“Can you run that story by again?” I asked Paul Kerner.
We were looking at his ’63 split-window coupe, tires dug into the desert floor after sitting there for the past three years. The white car was highly modified, but a real split window coupe.
“I thought I heard you say a dump truck went around a corner, a boulder rolled out the back end, crashed through the side of a barn, and skipped across the hood of a Vette.”
“And you mean this Vette right here, in front of us?”
“Yes, a boulder, about basketball size, shot out of a dump truck on a road in California and punched a perfectly round hole in the side of the old, rotten barn. The farmer tried to get a new paintjob out of the insurance company, but the coupe desperately needed a new paintjob, anyway, as you can see.”
Apparently, the car hadn’t changed much since the boulder-skipping incident, 13 years previous. I could see chipped paint on the hood and fenders, possibly the result of contact with a basketball-sized boulder or rock. The ’63 needed a new front clip, modified as it was, including enlarged wheelwells at all four corners.
Kerner got a lead on the Vette in 2000. His co-worker said a neighbor had related the Vette story to him and the car was for sale. Kerner’s neighbor wasn’t interested, but Kerner was.
“When I looked at the ’63 coupe, this accident had recently happened, like in the last 30 days.”
The price was reasonable, if not cheap at $7,500. Kerner gave the farmer a $1,000 deposit. He would have paid the entire amount, except the farmer would not release the car until he got his insurance check.
A week passed, and Kerner called the farmer. The settlement was still not over. Kerner called after another few weeks and heard the same response, “I’ll call you when I know something.”
“I called him in a month. The answer was still no. I kind of halfway forgot about the car. A month, or so, later they were still going back and forth about the settlement.”
A year passed. Kerner got a call. It was the farmer. Funny thing, Kerner was closing on a house this same day and had to come up with $50,000 or $60,000.

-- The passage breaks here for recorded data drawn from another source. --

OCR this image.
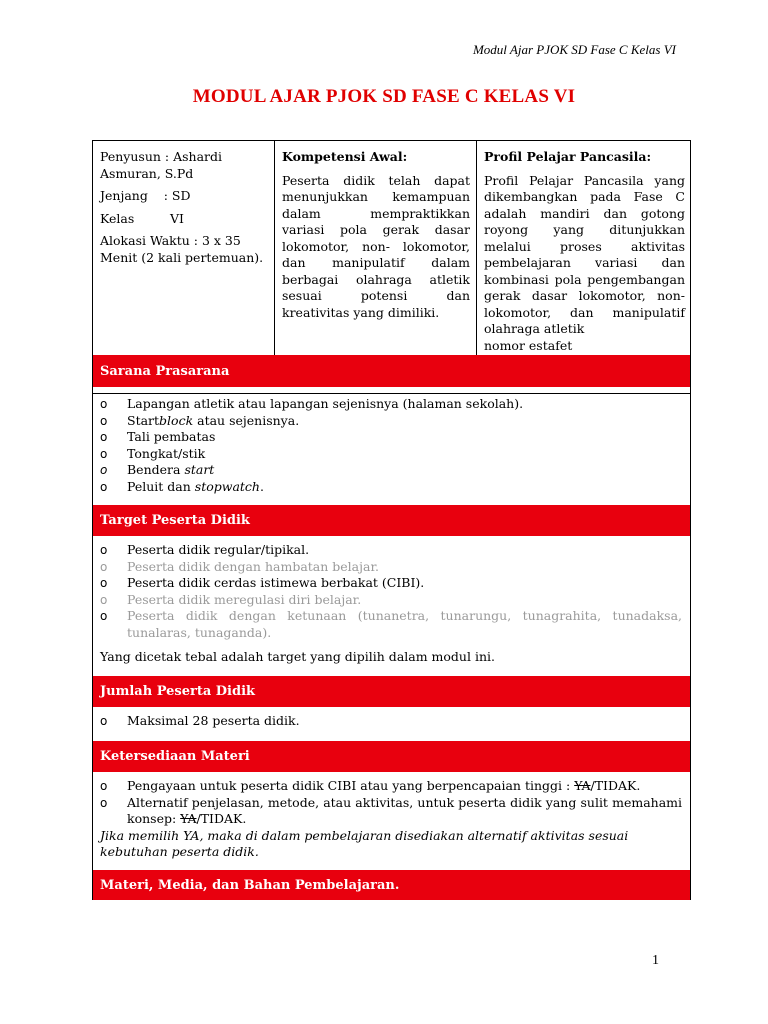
Modul Ajar PJOK SD Fase C Kelas VI
MODUL AJAR PJOK SD FASE C KELAS VI

Penyusun : Ashardi Asmuran, S.Pd

Jenjang    : SD

Kelas         VI

Alokasi Waktu : 3 x 35 Menit (2 kali pertemuan).

Kompetensi Awal:

Peserta didik telah dapat menunjukkan kemampuan dalam mempraktikkan variasi pola gerak dasar lokomotor, non- lokomotor, dan manipulatif dalam berbagai olahraga atletik sesuai potensi dan kreativitas yang dimiliki.

Profil Pelajar Pancasila:

Profil Pelajar Pancasila yang dikembangkan pada Fase C adalah mandiri dan gotong royong yang ditunjukkan melalui proses aktivitas pembelajaran variasi dan kombinasi pola pengembangan gerak dasar lokomotor, non-lokomotor, dan manipulatif olahraga atletik

nomor estafet

Sarana Prasarana
o Lapangan atletik atau lapangan sejenisnya (halaman sekolah).
o Startblock atau sejenisnya.
o Tali pembatas
o Tongkat/stik
o Bendera start
o Peluit dan stopwatch.
Target Peserta Didik
o Peserta didik regular/tipikal.
o Peserta didik dengan hambatan belajar.
o Peserta didik cerdas istimewa berbakat (CIBI).
o Peserta didik meregulasi diri belajar.
o Peserta didik dengan ketunaan (tunanetra, tunarungu, tunagrahita, tunadaksa, tunalaras, tunaganda).
Yang dicetak tebal adalah target yang dipilih dalam modul ini.
Jumlah Peserta Didik
o Maksimal 28 peserta didik.
Ketersediaan Materi
o Pengayaan untuk peserta didik CIBI atau yang berpencapaian tinggi : YA/TIDAK.
o Alternatif penjelasan, metode, atau aktivitas, untuk peserta didik yang sulit memahami konsep: YA/TIDAK.
Jika memilih YA, maka di dalam pembelajaran disediakan alternatif aktivitas sesuai kebutuhan peserta didik.
Materi, Media, dan Bahan Pembelajaran.
1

Kerner remembers the farmer explaining, “I got my check. But, I sold the Corvette to you too cheap. I’m a man of my word. You can buy the car, but you have to come get this car today or I’ll give you your $1,000 deposit back.”
At the time, the year 2000, Kerner felt the Vette was worth “20ish.” The Vette did run, but was highly modified, as seen here. Somebody removed the pop-up headlights and added four huge wheelwell flares. They modified the front end with gills or grilles. Kerner still wanted the car due to the very reasonable price.

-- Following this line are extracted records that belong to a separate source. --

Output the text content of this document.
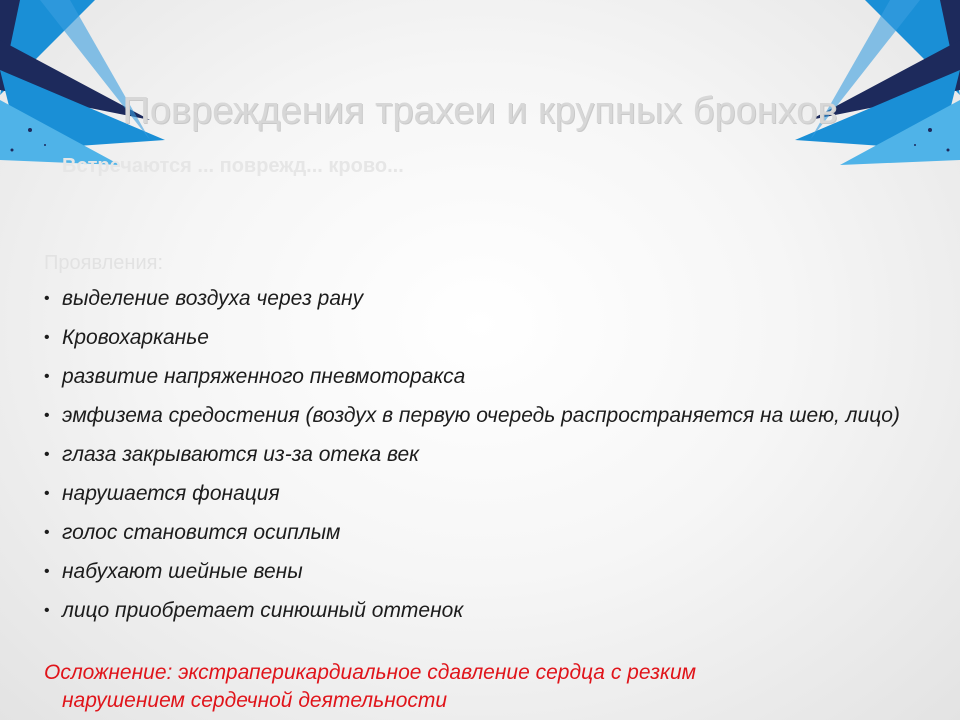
Повреждения трахеи и крупных бронхов
Встречаются ... поврежд... крово...
Проявления:
• выделение воздуха через рану
• Кровохарканье
• развитие напряженного пневмоторакса
• эмфизема средостения (воздух в первую очередь распространяется на шею, лицо)
• глаза закрываются из-за отека век
• нарушается фонация
• голос становится осиплым
• набухают шейные вены
• лицо приобретает синюшный оттенок
Осложнение: экстраперикардиальное сдавление сердца с резким
нарушением сердечной деятельности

“Luckily, my girlfriend at the time, who is now my wife, had some money, and I borrowed money from her to get the car.”
Kerner testdrove the ’63, discovering no brakes. He’s logged maybe 2 miles on the car since 2000. He believes the engine is a 350 and the original Vette was a base small-block backed by a four-speed. The big option was factory air. The original color combination was sweet—black with red interior.

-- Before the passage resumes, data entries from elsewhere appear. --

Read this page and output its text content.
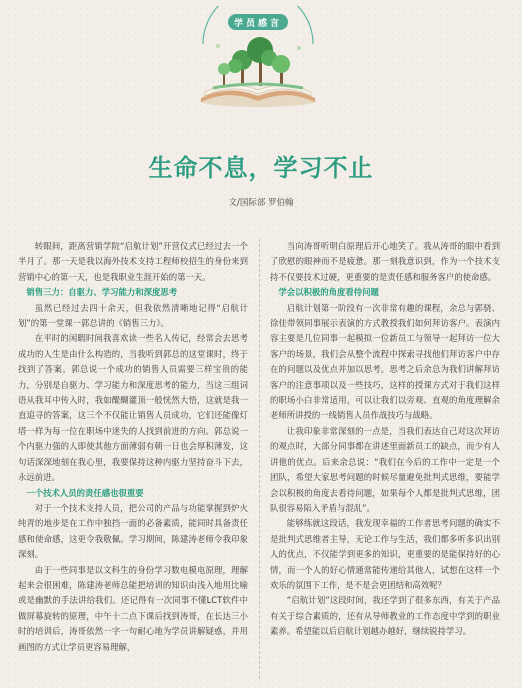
学员感言
生命不息，学习不止
文/国际部 罗伯翰

转眼间，距离营销学院“启航计划”开营仪式已经过去一个半月了。那一天是我以海外技术支持工程师校招生的身份来到营销中心的第一天，也是我职业生涯开始的第一天。

销售三力：自驱力、学习能力和深度思考

虽然已经过去四十余天，但我依然清晰地记得“启航计划”的第一堂课一郭总讲的《销售三力》。

在平时的闲暇时间我喜欢读一些名人传记，经常会去思考成功的人生是由什么构造的，当我听到郭总的这堂课时，终于找到了答案。郭总说一个成功的销售人员需要三样宝贵的能力，分别是自驱力、学习能力和深度思考的能力，当这三组词语从我耳中传入时，我如醍醐灌顶一般恍然大悟，这就是我一直追寻的答案，这三个不仅能让销售人员成功，它们还能像灯塔一样为每一位在职场中迷失的人找到前进的方向。郭总说一个内驱力强的人即使其他方面薄弱有朝一日也会厚积薄发，这句话深深地刻在我心里，我要保持这种内驱力坚持奋斗下去，永远前进。

一个技术人员的责任感也很重要

对于一个技术支持人员，把公司的产品与功能掌握到炉火纯青的地步是在工作中独挡一面的必备素质，能同时具备责任感和使命感，这更令我敬佩。学习期间，陈建涛老师令我印象深刻。

由于一些同事是以文科生的身份学习数电模电原理，理解起来会很困难，陈建涛老师总能把培训的知识由浅入地用比喻或是幽默的手法讲给我们。还记得有一次同事不懂LCT软件中做屏幕旋转的原理，中午十二点下课后找到涛哥，在长达三小时的培训后，涛哥依然一字一句耐心地为学员讲解疑惑，并用画图的方式让学员更容易理解，

当向涛哥听明白原理后开心地笑了。我从涛哥的眼中看到了欣慰的眼神而不是疲惫。那一刻我意识到，作为一个技术支持不仅要技术过硬，更重要的是责任感和服务客户的使命感。

学会以积极的角度看待问题

启航计划第一阶段有一次非常有趣的课程，余总与郭骁、徐佳带领同事展示表演的方式教授我们如何拜访客户。表演内容主要是几位同事一起模拟一位新员工与领导一起拜访一位大客户的场景，我们会从整个流程中探索寻找他们拜访客户中存在的问题以及优点并加以思考。思考之后余总为我们讲解拜访客户的注意事项以及一些技巧，这样的授课方式对于我们这样的职场小白非常适用，可以让我们以旁观、直观的角度理解余老师所讲授的一线销售人员作战技巧与战略。

让我印象非常深刻的一点是，当我们表达自己对这次拜访的观点时，大部分同事都在讲述里面新员工的缺点，而少有人讲他的优点。后来余总说：“我们在今后的工作中一定是一个团队，希望大家思考问题的时候尽量避免批判式思维，要能学会以积极的角度去看待问题，如果每个人都是批判式思维，团队很容易陷入矛盾与混乱”。

能够练就这段话，我发现幸福的工作者思考问题的确实不是批判式思维者主导，无论工作与生活，我们都多听多识出别人的优点，不仅能学到更多的知识，更重要的是能保持好的心情，而一个人的好心情通常能传递给其他人，试想在这样一个欢乐的氛围下工作，是不是会更团结和高效呢？

“启航计划”这段时间，我还学到了很多东西，有关于产品有关于综合素质的，还有从导师教业的工作态度中学到的职业素养。希望能以后启航计划越办越好，继续锐持学习。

The original wheels are long gone. The car wears a set of turbine-style Westerns. Kerner says the ’63 would probably still be sitting in that barn in California except that boulder shot out of the back of that dump truck.
All I could think of, as a writer of “Rare Finds” stories for 25 years was, “Wouldn’t that have been a great picture, the car in the barn and the boulder sitting there?”